Mittwoch, 17. November 2010

Ein Tag in Big Ada

Jeden Morgen, wenn wir gegen 8 Uhr gemeinsam frühstücken, sind die Kinder des Hauses schon längst in der Schule. Sie essen ihr Frühstück in der Schule und trommeln und singen anschließend gemeinsam. Die lebendigen Rhythmen dringen ab 07:00 Uhr aus einiger Entfernung gleichzeitig mit dem Summen unseres Weckers in unser Ohr.

Viele Ghanaer stehen (sehr) früh auf. Wenn wir unsere tägliche Portion Bananen fürs Frühstück nicht schon abends gekauft haben, steht diese Besorgung morgens auf dem Plan. Big Ada wimmelt dann schon längst von Menschen und alle Verkaufsstände haben geöffnet. Üblicherweise werden Bananen erst nachmittags an den Ständen ausgebreitet, aber auf Nachfrage wird man gerne von der Bananenverkäuferin seines Vertrauens an deren Haustür geleitet, aus der sie dann die gewünschte Menge hervorzaubert. Wie so oft geht es auch hierbei nicht immer ohne Missverständnisse ab, denn vor allem ältere Menschen sprechen nicht immer die Amtssprache Englisch.
Nach Geldübergabe und Warenannahme (beides gleichzeitig mit der rechten Hand!) bedanken wir uns freundlich mit dem Wort „Openo“ („Danke“ auf Dangme) und ernten dafür oft herzlichstes Gelächter. Wir nennen es den Openo-Effekt. Er stimmt jeden Verkäufer hier fröhlich, was wiederum uns ansteckt. Plötzlich versteht man sich.
Die nun heitere Stimmungslage kann sich auf dem Weg zurück ins Haus, je nach Tagesform, wieder etwas eintrüben, wenn am Wegrand stehende oder sitzende Ghanaer mal wieder den „Befonu“-Ruf auspacken. Er ist niemals unfreundlich gemeint, klingt aber in unseren Ohren immer etwas ruppig und erfordert auf jeden Fall eine Rückmeldung (z.B. grüßen, winken (bei Kindern) oder wenigstens gucken).

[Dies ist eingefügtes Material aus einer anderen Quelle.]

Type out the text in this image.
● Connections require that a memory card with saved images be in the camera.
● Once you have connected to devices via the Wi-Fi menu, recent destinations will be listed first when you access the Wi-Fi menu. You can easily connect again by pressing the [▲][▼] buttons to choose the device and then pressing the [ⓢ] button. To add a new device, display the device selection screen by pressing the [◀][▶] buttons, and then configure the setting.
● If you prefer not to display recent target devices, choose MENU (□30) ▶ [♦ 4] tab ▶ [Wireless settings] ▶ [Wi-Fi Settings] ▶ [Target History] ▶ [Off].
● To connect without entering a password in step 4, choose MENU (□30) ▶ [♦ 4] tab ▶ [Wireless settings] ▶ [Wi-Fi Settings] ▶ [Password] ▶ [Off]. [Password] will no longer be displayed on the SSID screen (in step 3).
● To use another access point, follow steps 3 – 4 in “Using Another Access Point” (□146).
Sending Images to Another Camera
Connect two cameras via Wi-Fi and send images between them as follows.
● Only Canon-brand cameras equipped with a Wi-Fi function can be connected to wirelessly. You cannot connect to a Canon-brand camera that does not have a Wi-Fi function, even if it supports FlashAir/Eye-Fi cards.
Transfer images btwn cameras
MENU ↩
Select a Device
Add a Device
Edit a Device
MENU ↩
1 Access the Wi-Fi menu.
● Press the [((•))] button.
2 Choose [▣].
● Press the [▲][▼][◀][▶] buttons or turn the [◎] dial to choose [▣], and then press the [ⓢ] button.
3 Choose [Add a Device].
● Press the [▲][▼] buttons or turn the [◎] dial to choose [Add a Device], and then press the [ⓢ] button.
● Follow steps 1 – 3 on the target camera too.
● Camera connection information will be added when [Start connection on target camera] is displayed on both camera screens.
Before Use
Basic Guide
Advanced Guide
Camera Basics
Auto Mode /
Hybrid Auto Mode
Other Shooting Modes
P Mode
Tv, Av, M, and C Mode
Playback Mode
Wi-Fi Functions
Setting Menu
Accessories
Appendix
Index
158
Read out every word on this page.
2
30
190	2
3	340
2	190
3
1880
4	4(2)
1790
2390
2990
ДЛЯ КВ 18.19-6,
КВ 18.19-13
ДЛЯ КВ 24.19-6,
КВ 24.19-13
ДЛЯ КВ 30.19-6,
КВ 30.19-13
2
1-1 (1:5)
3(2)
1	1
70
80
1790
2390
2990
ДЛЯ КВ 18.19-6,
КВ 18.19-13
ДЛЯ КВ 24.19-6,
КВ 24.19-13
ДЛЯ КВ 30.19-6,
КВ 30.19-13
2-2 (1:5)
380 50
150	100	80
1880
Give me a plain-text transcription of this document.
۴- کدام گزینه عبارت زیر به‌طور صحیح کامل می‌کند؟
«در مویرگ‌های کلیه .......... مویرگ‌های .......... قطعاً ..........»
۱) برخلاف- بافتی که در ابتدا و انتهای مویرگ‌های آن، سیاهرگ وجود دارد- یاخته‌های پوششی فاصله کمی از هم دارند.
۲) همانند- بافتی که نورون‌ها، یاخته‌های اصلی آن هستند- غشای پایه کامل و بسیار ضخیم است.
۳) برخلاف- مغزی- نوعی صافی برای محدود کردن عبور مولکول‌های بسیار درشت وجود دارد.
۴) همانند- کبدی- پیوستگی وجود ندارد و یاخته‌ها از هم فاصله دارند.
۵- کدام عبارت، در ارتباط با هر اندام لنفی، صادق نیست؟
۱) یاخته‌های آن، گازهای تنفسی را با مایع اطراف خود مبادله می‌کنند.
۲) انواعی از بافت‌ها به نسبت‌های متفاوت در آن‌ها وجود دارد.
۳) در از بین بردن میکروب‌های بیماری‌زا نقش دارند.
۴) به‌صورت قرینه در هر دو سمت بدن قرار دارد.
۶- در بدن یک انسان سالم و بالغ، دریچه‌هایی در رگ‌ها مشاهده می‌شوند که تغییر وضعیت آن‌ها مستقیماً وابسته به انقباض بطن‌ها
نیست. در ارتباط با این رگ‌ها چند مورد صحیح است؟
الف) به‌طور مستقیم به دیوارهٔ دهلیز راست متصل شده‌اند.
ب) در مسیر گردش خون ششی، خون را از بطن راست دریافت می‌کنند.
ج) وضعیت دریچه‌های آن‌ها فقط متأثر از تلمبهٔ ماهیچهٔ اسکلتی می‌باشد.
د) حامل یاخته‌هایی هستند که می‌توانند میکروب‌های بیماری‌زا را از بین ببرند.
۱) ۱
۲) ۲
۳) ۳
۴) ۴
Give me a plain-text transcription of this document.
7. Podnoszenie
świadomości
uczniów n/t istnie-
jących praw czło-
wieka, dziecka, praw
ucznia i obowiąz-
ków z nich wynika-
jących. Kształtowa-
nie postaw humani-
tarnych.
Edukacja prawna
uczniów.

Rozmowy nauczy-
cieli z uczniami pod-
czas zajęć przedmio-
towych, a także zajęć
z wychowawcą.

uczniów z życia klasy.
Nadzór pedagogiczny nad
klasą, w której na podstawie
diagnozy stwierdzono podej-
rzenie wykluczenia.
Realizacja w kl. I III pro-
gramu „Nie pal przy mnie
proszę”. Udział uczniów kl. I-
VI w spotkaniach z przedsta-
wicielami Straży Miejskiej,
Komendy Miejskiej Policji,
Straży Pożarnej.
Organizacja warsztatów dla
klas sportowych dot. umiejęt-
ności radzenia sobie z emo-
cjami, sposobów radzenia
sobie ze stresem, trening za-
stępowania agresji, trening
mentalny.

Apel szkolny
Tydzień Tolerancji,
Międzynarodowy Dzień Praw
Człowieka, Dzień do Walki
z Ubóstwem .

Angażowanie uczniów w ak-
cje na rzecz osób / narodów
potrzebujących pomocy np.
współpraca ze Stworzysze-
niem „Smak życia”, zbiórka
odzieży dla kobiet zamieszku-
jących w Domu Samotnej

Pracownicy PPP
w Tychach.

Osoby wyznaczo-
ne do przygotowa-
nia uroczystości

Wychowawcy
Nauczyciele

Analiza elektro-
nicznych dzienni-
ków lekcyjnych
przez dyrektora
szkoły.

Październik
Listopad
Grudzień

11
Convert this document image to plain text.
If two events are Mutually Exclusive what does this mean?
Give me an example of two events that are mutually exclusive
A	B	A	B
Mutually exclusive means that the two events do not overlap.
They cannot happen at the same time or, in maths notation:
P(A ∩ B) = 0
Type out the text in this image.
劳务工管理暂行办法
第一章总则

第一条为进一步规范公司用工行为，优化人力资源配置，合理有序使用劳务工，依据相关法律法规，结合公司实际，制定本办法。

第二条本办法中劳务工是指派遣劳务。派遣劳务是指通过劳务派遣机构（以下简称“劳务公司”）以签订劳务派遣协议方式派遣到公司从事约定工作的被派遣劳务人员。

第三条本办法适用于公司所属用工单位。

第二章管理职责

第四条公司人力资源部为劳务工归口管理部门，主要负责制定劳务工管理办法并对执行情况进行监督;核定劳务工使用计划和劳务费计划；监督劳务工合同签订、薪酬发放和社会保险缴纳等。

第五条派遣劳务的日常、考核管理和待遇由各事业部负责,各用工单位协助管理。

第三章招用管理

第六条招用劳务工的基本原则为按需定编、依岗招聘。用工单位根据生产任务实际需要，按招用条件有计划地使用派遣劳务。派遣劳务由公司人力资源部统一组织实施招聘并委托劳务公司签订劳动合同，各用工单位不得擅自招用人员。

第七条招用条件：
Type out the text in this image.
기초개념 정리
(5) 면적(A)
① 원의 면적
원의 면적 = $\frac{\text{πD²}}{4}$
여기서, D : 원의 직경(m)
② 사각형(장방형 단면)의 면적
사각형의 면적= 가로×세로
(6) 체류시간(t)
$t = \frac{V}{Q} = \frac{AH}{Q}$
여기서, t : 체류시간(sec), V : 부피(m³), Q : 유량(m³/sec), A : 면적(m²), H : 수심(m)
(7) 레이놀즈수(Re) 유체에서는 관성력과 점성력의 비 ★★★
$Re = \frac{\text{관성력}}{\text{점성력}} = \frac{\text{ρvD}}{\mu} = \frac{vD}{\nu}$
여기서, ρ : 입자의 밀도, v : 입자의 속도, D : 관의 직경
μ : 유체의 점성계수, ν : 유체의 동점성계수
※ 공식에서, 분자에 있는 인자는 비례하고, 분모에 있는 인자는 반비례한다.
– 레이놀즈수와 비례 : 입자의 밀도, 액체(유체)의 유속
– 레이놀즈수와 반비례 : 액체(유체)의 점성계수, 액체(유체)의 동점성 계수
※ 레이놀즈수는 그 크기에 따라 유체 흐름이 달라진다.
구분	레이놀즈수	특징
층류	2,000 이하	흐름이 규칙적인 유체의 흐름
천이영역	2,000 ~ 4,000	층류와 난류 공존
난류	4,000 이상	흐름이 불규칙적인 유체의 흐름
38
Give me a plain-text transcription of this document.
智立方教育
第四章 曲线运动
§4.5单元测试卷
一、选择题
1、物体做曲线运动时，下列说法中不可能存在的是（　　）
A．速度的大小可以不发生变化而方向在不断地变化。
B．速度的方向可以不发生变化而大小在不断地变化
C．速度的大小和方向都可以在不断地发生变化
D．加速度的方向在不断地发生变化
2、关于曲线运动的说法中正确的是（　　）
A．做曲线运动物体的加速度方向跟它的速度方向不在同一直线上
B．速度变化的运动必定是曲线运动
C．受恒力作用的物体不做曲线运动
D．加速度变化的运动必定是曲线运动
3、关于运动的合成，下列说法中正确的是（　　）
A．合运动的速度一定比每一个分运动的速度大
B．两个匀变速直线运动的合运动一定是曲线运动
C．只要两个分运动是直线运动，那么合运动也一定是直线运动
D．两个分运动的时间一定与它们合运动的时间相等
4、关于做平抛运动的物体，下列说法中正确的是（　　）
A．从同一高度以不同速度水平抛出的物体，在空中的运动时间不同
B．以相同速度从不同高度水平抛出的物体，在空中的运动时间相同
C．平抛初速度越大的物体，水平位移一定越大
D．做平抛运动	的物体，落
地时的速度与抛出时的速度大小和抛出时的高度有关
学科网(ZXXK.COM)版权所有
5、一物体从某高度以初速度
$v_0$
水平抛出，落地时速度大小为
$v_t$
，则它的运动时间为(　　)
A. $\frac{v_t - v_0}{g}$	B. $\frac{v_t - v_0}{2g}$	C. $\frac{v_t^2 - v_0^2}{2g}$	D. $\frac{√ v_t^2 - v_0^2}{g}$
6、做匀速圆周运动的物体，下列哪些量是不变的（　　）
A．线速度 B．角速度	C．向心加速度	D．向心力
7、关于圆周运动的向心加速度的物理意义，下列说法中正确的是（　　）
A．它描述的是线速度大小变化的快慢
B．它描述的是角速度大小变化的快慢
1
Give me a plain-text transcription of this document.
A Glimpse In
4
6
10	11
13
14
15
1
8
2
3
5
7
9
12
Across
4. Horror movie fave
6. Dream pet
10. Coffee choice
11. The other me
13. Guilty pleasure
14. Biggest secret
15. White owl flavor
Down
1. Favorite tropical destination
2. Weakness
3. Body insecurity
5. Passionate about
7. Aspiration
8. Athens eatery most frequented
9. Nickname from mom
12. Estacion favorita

Die allseits frei herumlaufenden Ziegen, Schafe und Hühner verlangen da schon etwas weniger Aufmerksamkeit. Sie sind Teil einer tierischen Parallelwelt, die sich die inner- und außerstädtische Infrastruktur mit den großen Zweibeinern in beeindruckender Harmonie teilt. Nur stolpern sollte man nicht über sie, vor allem, wenn sie nachts mitten auf der Straße schlafen.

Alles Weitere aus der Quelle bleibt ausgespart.